The phone changed hands, this there was a delay as it was dropped to the floor and muffled laughter followed and sounded like a quick kiss. "Ronnie? Thank you! We wanted you to be a part of this. You're all I have left and I needed to share this."
"Your only family member related by blood. You've done an admirable job of making your own family that you chose rather than got stuck with," she felt her mood start to plummet again and had to get away. "Listen Reggie. Give my love to Spencer, I've got to go."
"Right, love. We'll talk later."
"Love you!"
"You too, kiddo!"
She hung up the phone with shaking hands and sat for a moment on the floor staring at the ductwork exposed above her head. Loneliness crashed down on her once more and shook with the intensity of it. Reggie was so lucky to have Spencer. It was lovely to see them happy. However, it just brought home again how damaged she was and would probably never have the same opportunity to find love.

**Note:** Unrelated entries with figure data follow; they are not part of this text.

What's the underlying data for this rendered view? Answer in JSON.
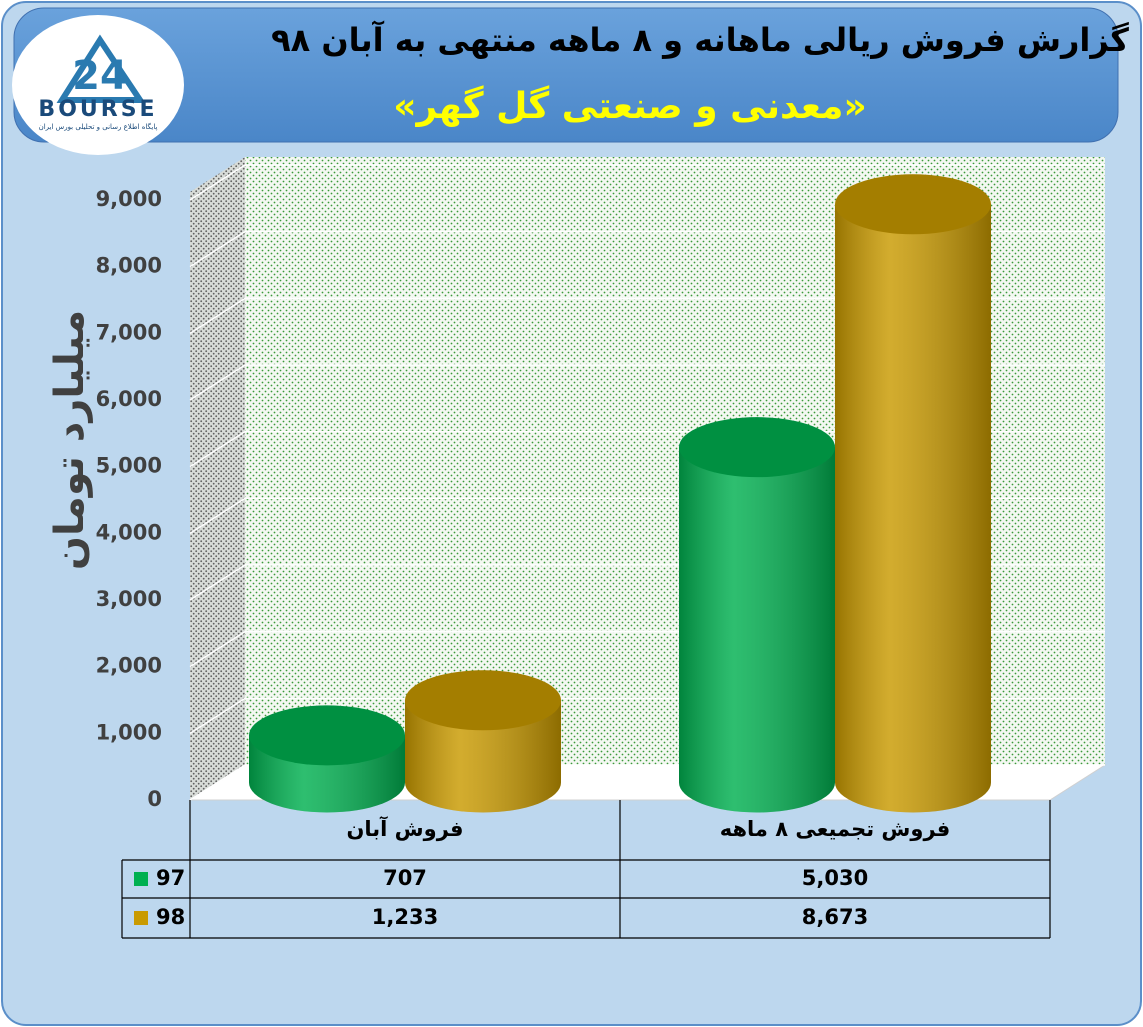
{
  "logo": {
    "number": "24",
    "text": "BOURSE",
    "caption": "پایگاه اطلاع رسانی و تحلیلی بورس ایران"
  },
  "chart_data": {
    "type": "bar",
    "title": "گزارش فروش ریالی ماهانه و ۸ ماهه منتهی به آبان ۹۸",
    "subtitle": "«معدنی و صنعتی گل گهر»",
    "y_label": "میلیارد تومان",
    "categories": [
      "فروش آبان",
      "فروش تجمیعی ۸ ماهه"
    ],
    "series": [
      {
        "name": "97",
        "color": "#00b050",
        "values": [
          707,
          5030
        ],
        "value_labels": [
          "707",
          "5,030"
        ]
      },
      {
        "name": "98",
        "color": "#c99a00",
        "values": [
          1233,
          8673
        ],
        "value_labels": [
          "1,233",
          "8,673"
        ]
      }
    ],
    "ylim": [
      0,
      9000
    ],
    "yticks": [
      0,
      {
        "value": 1000,
        "label": "1,000"
      },
      {
        "value": 2000,
        "label": "2,000"
      },
      {
        "value": 3000,
        "label": "3,000"
      },
      {
        "value": 4000,
        "label": "4,000"
      },
      {
        "value": 5000,
        "label": "5,000"
      },
      {
        "value": 6000,
        "label": "6,000"
      },
      {
        "value": 7000,
        "label": "7,000"
      },
      {
        "value": 8000,
        "label": "8,000"
      },
      {
        "value": 9000,
        "label": "9,000"
      }
    ],
    "grid": true
  }
}
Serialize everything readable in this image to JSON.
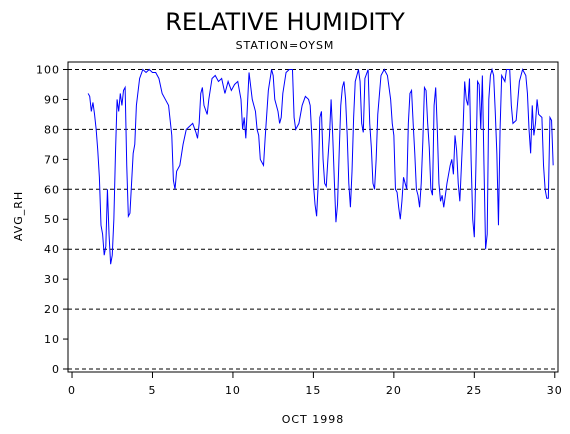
{
  "chart_data": {
    "type": "line",
    "title": "RELATIVE HUMIDITY",
    "subtitle": "STATION=OYSM",
    "x_label": "OCT 1998",
    "y_label": "AVG_RH",
    "color": "#0000ff",
    "xlim": [
      -0.25,
      30.2
    ],
    "ylim": [
      -1,
      102.5
    ],
    "xticks": [
      0,
      5,
      10,
      15,
      20,
      25,
      30
    ],
    "yticks": [
      0,
      10,
      20,
      30,
      40,
      50,
      60,
      70,
      80,
      90,
      100
    ],
    "grid_lines": [
      0,
      20,
      40,
      60,
      80,
      100
    ],
    "x": [
      1.0,
      1.1,
      1.2,
      1.3,
      1.4,
      1.5,
      1.6,
      1.7,
      1.8,
      1.9,
      2.0,
      2.1,
      2.2,
      2.3,
      2.4,
      2.5,
      2.6,
      2.7,
      2.8,
      2.9,
      3.0,
      3.1,
      3.2,
      3.3,
      3.4,
      3.5,
      3.6,
      3.7,
      3.8,
      3.9,
      4.0,
      4.2,
      4.4,
      4.6,
      4.8,
      5.0,
      5.2,
      5.4,
      5.6,
      5.8,
      6.0,
      6.2,
      6.3,
      6.4,
      6.5,
      6.7,
      6.9,
      7.1,
      7.3,
      7.5,
      7.7,
      7.8,
      7.9,
      8.0,
      8.1,
      8.2,
      8.4,
      8.5,
      8.7,
      8.9,
      9.1,
      9.3,
      9.5,
      9.7,
      9.9,
      10.1,
      10.3,
      10.5,
      10.6,
      10.7,
      10.8,
      10.9,
      11.0,
      11.2,
      11.4,
      11.5,
      11.6,
      11.7,
      11.9,
      12.0,
      12.2,
      12.4,
      12.5,
      12.6,
      12.8,
      12.9,
      13.0,
      13.1,
      13.3,
      13.5,
      13.7,
      13.8,
      13.9,
      14.1,
      14.3,
      14.5,
      14.7,
      14.8,
      14.9,
      15.0,
      15.1,
      15.2,
      15.3,
      15.4,
      15.5,
      15.6,
      15.7,
      15.8,
      15.9,
      16.0,
      16.1,
      16.2,
      16.3,
      16.4,
      16.5,
      16.6,
      16.7,
      16.8,
      16.9,
      17.0,
      17.1,
      17.2,
      17.3,
      17.4,
      17.5,
      17.6,
      17.8,
      17.9,
      18.0,
      18.1,
      18.2,
      18.4,
      18.5,
      18.6,
      18.7,
      18.8,
      18.9,
      19.0,
      19.2,
      19.4,
      19.6,
      19.8,
      19.9,
      20.0,
      20.1,
      20.2,
      20.3,
      20.4,
      20.5,
      20.6,
      20.8,
      20.9,
      21.0,
      21.1,
      21.2,
      21.3,
      21.4,
      21.5,
      21.6,
      21.7,
      21.8,
      21.9,
      22.0,
      22.1,
      22.2,
      22.3,
      22.4,
      22.5,
      22.6,
      22.7,
      22.8,
      22.9,
      23.0,
      23.1,
      23.3,
      23.5,
      23.6,
      23.7,
      23.8,
      23.9,
      24.0,
      24.1,
      24.3,
      24.4,
      24.5,
      24.6,
      24.7,
      24.8,
      24.9,
      25.0,
      25.1,
      25.2,
      25.3,
      25.4,
      25.5,
      25.6,
      25.7,
      25.8,
      25.9,
      26.0,
      26.1,
      26.2,
      26.3,
      26.4,
      26.5,
      26.6,
      26.7,
      26.9,
      27.0,
      27.2,
      27.3,
      27.4,
      27.6,
      27.8,
      28.0,
      28.2,
      28.3,
      28.4,
      28.5,
      28.6,
      28.7,
      28.8,
      28.9,
      29.0,
      29.2,
      29.3,
      29.4,
      29.5,
      29.6,
      29.7,
      29.8,
      29.9
    ],
    "values": [
      92,
      91,
      86,
      89,
      85,
      80,
      73,
      64,
      48,
      45,
      38,
      41,
      60,
      45,
      35,
      38,
      50,
      72,
      90,
      86,
      92,
      88,
      93,
      94,
      68,
      51,
      52,
      62,
      72,
      75,
      88,
      97,
      100,
      99,
      100,
      99,
      99,
      97,
      92,
      90,
      88,
      78,
      63,
      60,
      66,
      68,
      75,
      80,
      81,
      82,
      79,
      77,
      82,
      92,
      94,
      88,
      85,
      90,
      97,
      98,
      96,
      97,
      92,
      96,
      93,
      95,
      96,
      90,
      80,
      84,
      77,
      88,
      99,
      90,
      86,
      80,
      78,
      70,
      68,
      77,
      93,
      100,
      98,
      90,
      86,
      82,
      84,
      92,
      99,
      100,
      100,
      84,
      80,
      82,
      88,
      91,
      90,
      88,
      78,
      62,
      55,
      51,
      62,
      84,
      86,
      70,
      62,
      61,
      70,
      78,
      90,
      78,
      63,
      49,
      55,
      72,
      88,
      94,
      96,
      90,
      78,
      62,
      54,
      66,
      84,
      96,
      100,
      96,
      82,
      79,
      97,
      100,
      82,
      74,
      62,
      60,
      70,
      85,
      98,
      100,
      98,
      90,
      82,
      78,
      60,
      59,
      54,
      50,
      56,
      64,
      60,
      82,
      92,
      93,
      82,
      72,
      60,
      58,
      54,
      62,
      76,
      94,
      93,
      82,
      74,
      60,
      58,
      88,
      94,
      80,
      62,
      56,
      58,
      54,
      62,
      68,
      70,
      65,
      78,
      73,
      62,
      56,
      80,
      96,
      90,
      88,
      97,
      70,
      50,
      44,
      68,
      96,
      95,
      80,
      98,
      68,
      40,
      45,
      90,
      98,
      100,
      98,
      86,
      72,
      48,
      80,
      98,
      96,
      100,
      100,
      88,
      82,
      83,
      96,
      100,
      98,
      92,
      80,
      72,
      88,
      78,
      82,
      90,
      85,
      84,
      68,
      60,
      57,
      57,
      84,
      83,
      68
    ]
  }
}
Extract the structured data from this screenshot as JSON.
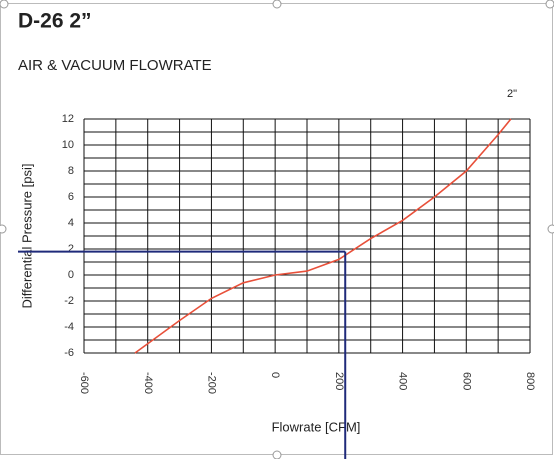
{
  "chart_data": {
    "type": "line",
    "title": "D-26 2”",
    "subtitle": "AIR & VACUUM FLOWRATE",
    "x_label": "Flowrate [CFM]",
    "y_label": "Differential Pressure [psi]",
    "series": [
      {
        "name": "2\"",
        "color": "#e8503a",
        "x": [
          -440,
          -300,
          -200,
          -100,
          0,
          100,
          200,
          300,
          400,
          500,
          600,
          700,
          740
        ],
        "values": [
          -6,
          -3.5,
          -1.8,
          -0.6,
          0,
          0.3,
          1.2,
          2.8,
          4.2,
          6,
          8,
          10.8,
          12
        ]
      }
    ],
    "crosshair": {
      "x": 220,
      "y": 1.8,
      "color": "#1f2a7a"
    },
    "xlim": [
      -600,
      800
    ],
    "xticks": [
      -600,
      -400,
      -200,
      0,
      200,
      400,
      600,
      800
    ],
    "ylim": [
      -6,
      12
    ],
    "yticks": [
      -6,
      -4,
      -2,
      0,
      2,
      4,
      6,
      8,
      10,
      12
    ],
    "grid": true
  }
}
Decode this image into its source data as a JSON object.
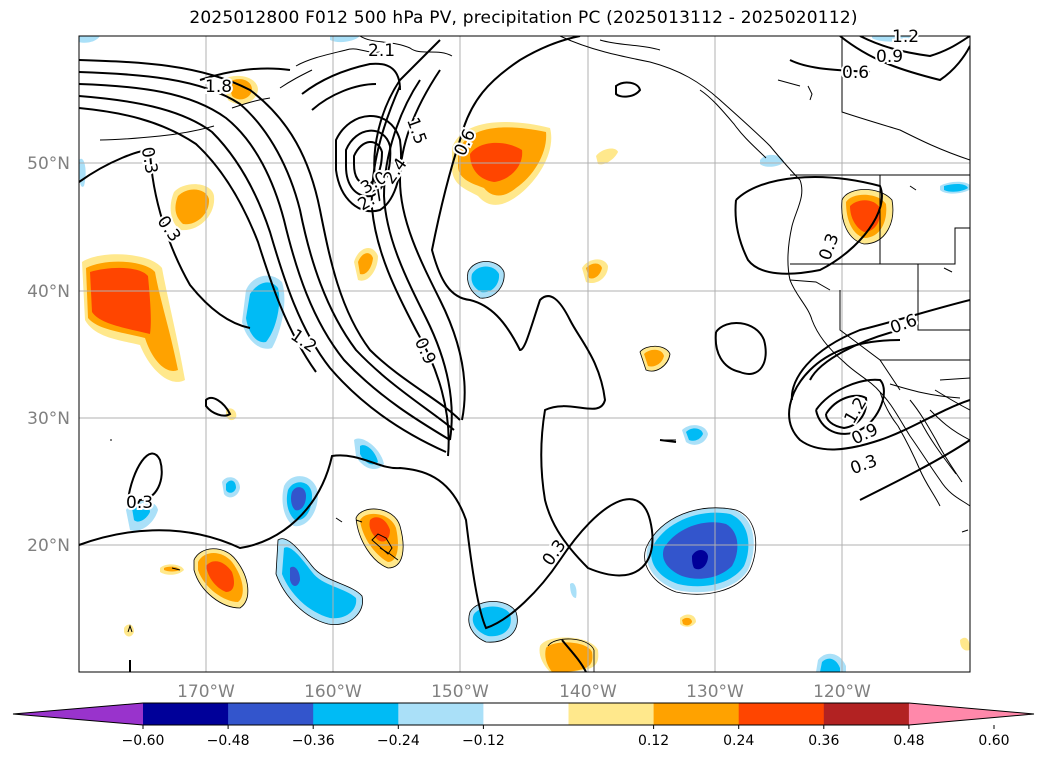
{
  "title": "2025012800 F012 500 hPa PV, precipitation PC (2025013112 - 2025020112)",
  "axes": {
    "lat_labels": [
      "50°N",
      "40°N",
      "30°N",
      "20°N"
    ],
    "lon_labels": [
      "170°W",
      "160°W",
      "150°W",
      "140°W",
      "130°W",
      "120°W"
    ]
  },
  "contour_labels": [
    "1.2",
    "0.9",
    "0.6",
    "2.1",
    "1.8",
    "0.3",
    "1.5",
    "0.6",
    "2.7",
    "3.0",
    "2.4",
    "1.2",
    "0.9",
    "0.3",
    "0.3",
    "0.3",
    "0.6",
    "0.9",
    "1.2",
    "0.3",
    "0.3"
  ],
  "colorbar": {
    "ticks": [
      "−0.60",
      "−0.48",
      "−0.36",
      "−0.24",
      "−0.12",
      "0.12",
      "0.24",
      "0.36",
      "0.48",
      "0.60"
    ],
    "colors": [
      "#9933cc",
      "#000099",
      "#3355cc",
      "#00bbf5",
      "#aae0f8",
      "#ffffff",
      "#ffe88c",
      "#ffa200",
      "#ff4500",
      "#b22222",
      "#ff88aa"
    ]
  }
}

She studied the scars on her hands. They weren't the only ones on her body, but it was the most apparent – the most dramatic. She could ignore them most of the time – no function was impaired. But at times like this when the world centered in on cut off she was from her family and any other adults other than her brother and their crazy friends – she couldn't ignore it anymore.
The phone rang again, startling her from her morbid thoughts – she sighed and already knew who it was.
"Hello?"
"Hello? Is Veronica Carmichael there?"
"Speaking."
"Yes, my name's Willy Wonka…"
"No – I'm not going you pull your Laffy Taffy." She sighed and hung up.
Stupid Spencer.
The stunned candy magnate stared at the phone in his hand.
"What happened?"
"She said she wasn't going to pull my Laffy Taffy and hung up."
Charlie laughed until he fell out of the chair.
Willy hung up the phone and rolled his eyes at his apprentice, now hiccupping at random intervals along with grasping his side and attempting to clear the tears from his eyes.
"You know, you're not supposed to even know what that means beyond the obvious. Don't let your mother know or she'll kill me.
"Sorry," Charlie sputtered and actually managed to get a deep breath to regain himself before glancing sidelong at the chocolatier and started off again.
"I guess I'll have to try again at another time." Willy reclined behind the desk and set his pointy-tipped boots on the desktop to study the ceiling further and tried to ignore the hysterics of his heir.
Persistance was, after all, the key to success.